Returning to psychedelics, to claim that the DMN is the neural seat of the ego — and that its disintegration represents ego loss — is an ambitious reverse inference. To prove its validity, a researcher would have to demonstrate that disintegration of the DMN and ego dissolution correlate 1:1. In other words, if a subject’s MRI scan showed a disintegration of the DMN, then that subject must have been experiencing ego dissolution.

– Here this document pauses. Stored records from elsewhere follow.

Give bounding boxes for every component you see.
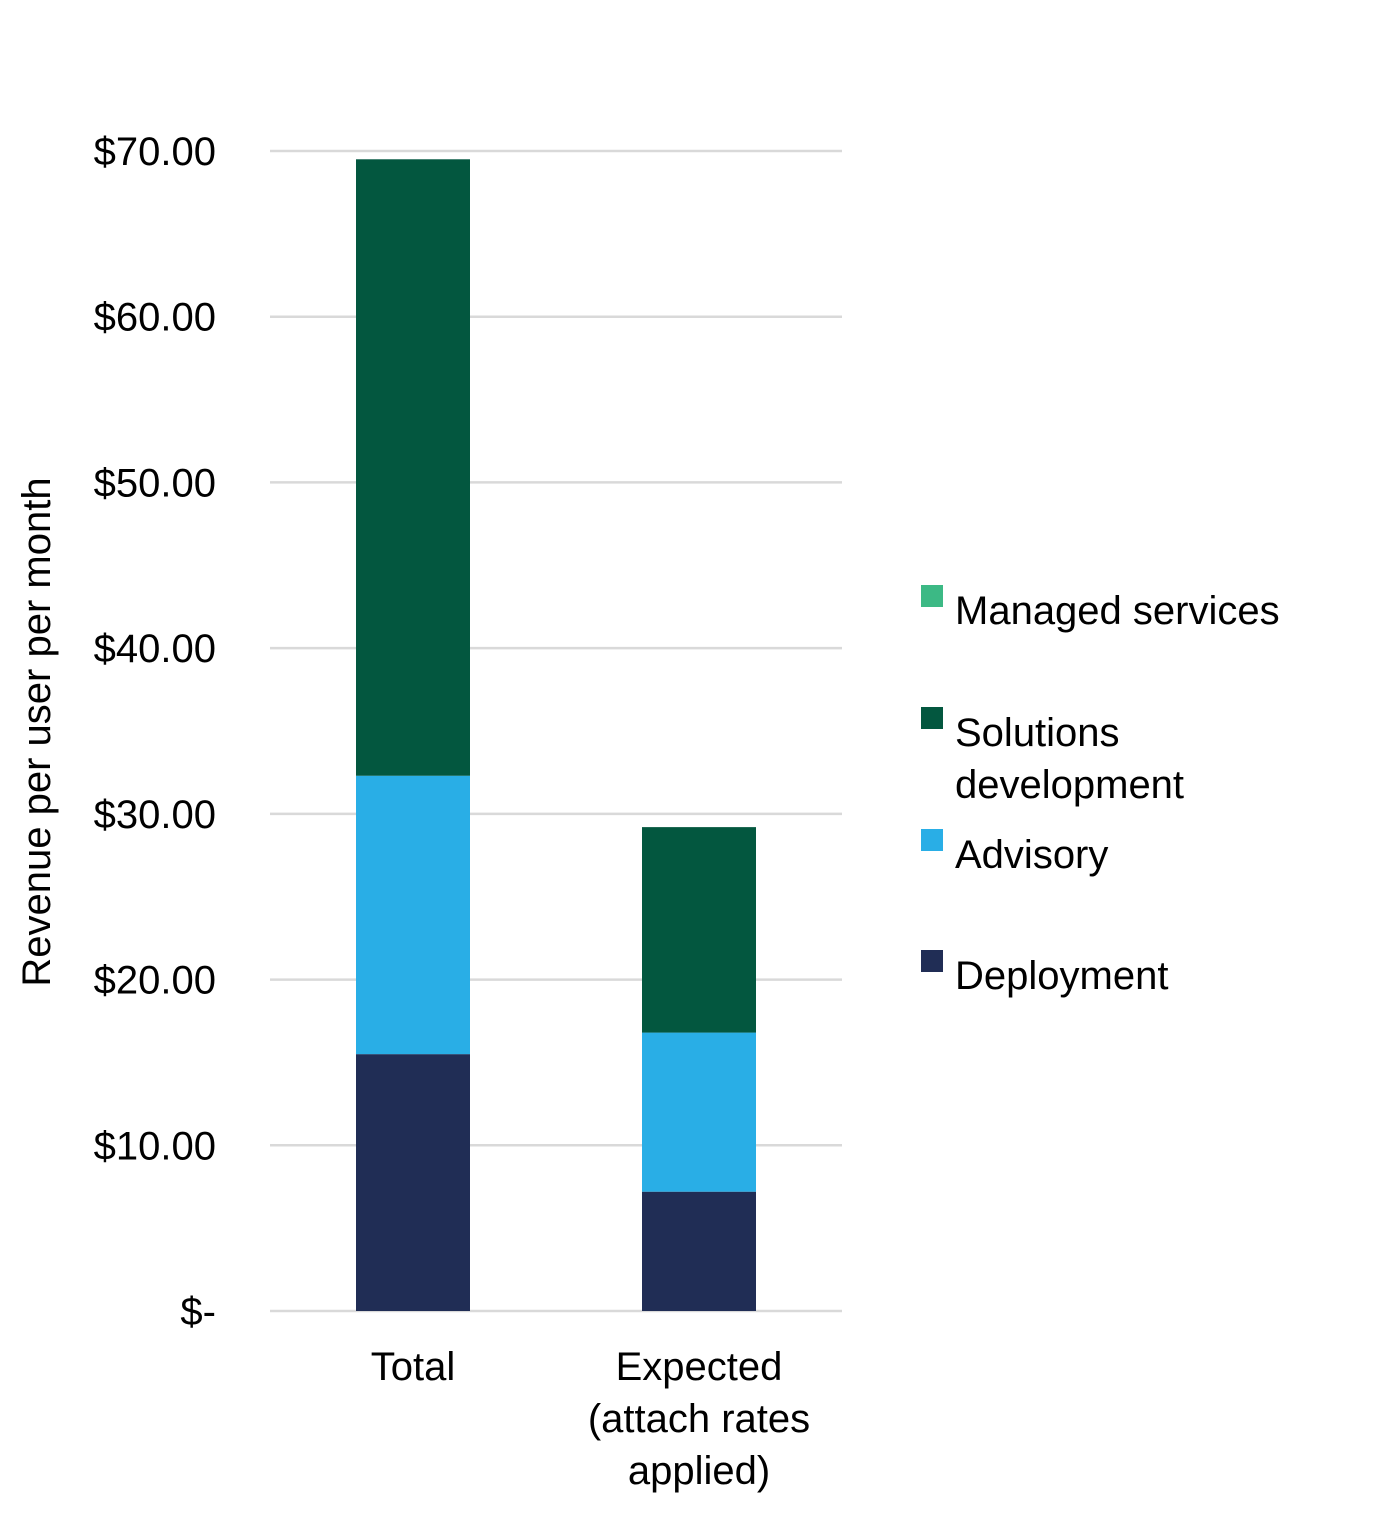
gridlines xyxy=(270,149,842,1313)
bar-segment-advisory xyxy=(642,1032,756,1192)
bar-segment-advisory xyxy=(356,775,470,1055)
x-category-label: Total xyxy=(371,1345,456,1389)
y-tick-label: $10.00 xyxy=(94,1124,216,1168)
bar-segment-solutions-development xyxy=(356,159,470,776)
y-tick-label: $60.00 xyxy=(94,296,216,340)
bar-segment-deployment xyxy=(642,1191,756,1311)
y-tick-label: $20.00 xyxy=(94,959,216,1003)
y-axis-ticks: $- $10.00 $20.00 $30.00 $40.00 $50.00 $60.00 $7… xyxy=(94,130,216,1334)
legend-swatch xyxy=(921,585,943,607)
y-tick-label: $40.00 xyxy=(94,627,216,671)
bar-segment-deployment xyxy=(356,1054,470,1311)
y-tick-label: $- xyxy=(180,1290,216,1334)
bars xyxy=(356,159,756,1311)
legend: Managed services Solutions development Advi… xyxy=(921,585,1280,998)
y-tick-label: $70.00 xyxy=(94,130,216,174)
legend-item: Advisory xyxy=(921,829,1108,877)
legend-item: Solutions development xyxy=(921,707,1184,807)
legend-label: Advisory xyxy=(955,833,1108,877)
x-axis-categories: Total Expected (attach rates applied) xyxy=(371,1345,810,1493)
y-tick-label: $50.00 xyxy=(94,461,216,505)
x-category-label: Expected (attach rates applied) xyxy=(588,1345,810,1493)
legend-label: Solutions development xyxy=(955,711,1184,807)
legend-swatch xyxy=(921,707,943,729)
y-axis-title: Revenue per user per month xyxy=(15,477,59,986)
legend-item: Managed services xyxy=(921,585,1280,633)
bar-segment-solutions-development xyxy=(642,827,756,1033)
legend-swatch xyxy=(921,829,943,851)
legend-label: Managed services xyxy=(955,589,1280,633)
legend-item: Deployment xyxy=(921,950,1168,998)
y-tick-label: $30.00 xyxy=(94,793,216,837)
legend-swatch xyxy=(921,950,943,972)
legend-label: Deployment xyxy=(955,954,1168,998)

Empirically, this couldn’t be further from the truth. It turns out that disintegration of the DMN isn’t specific to “ego-dissolving” drugs like psilocybin. It’s not even specific to hallucinogens. Among the many drugs and activities that acutely decrease connectivity of the DMN, perhaps most puzzling is alcohol. I say this because my ego does the opposite of dissolve after a pint of Blue Moon.
To link DMN disintegration to a mental state as particular as ego-dissolution is to conveniently ignore years of non-psychedelic research findings. A more likely explanation is that disintegration of the DMN is a neural correlate of being messed up on any drug, but even this may be overly-specific.
When discussing the neuroscience of psychedelics, it’s important to simplify research findings for a lay-audience, and even a certain degree of speculation is warranted in the appropriate context. But propagating an empirical inaccuracy as “our best guess” for how psychedelics work in the brain is a disservice to both the neuroscientists doing serious work on this topic, and to the curious public looking for good information.
In closing, I’ll link an alternate account of psychedelic action in the brain that goes beyond faulty reverse inferences involving the DMN. Franz Vollenweider, Katrin Preller, and the team at the University of Zurich have proposed a model of psychedelic activity that implicates the thalamus, a region involved in filtering sensory information. Psychedelics impair function of the thalamus, they suggest, which allows lights, sounds, and even thoughts that normally get “filtered out” to reach conscious awareness.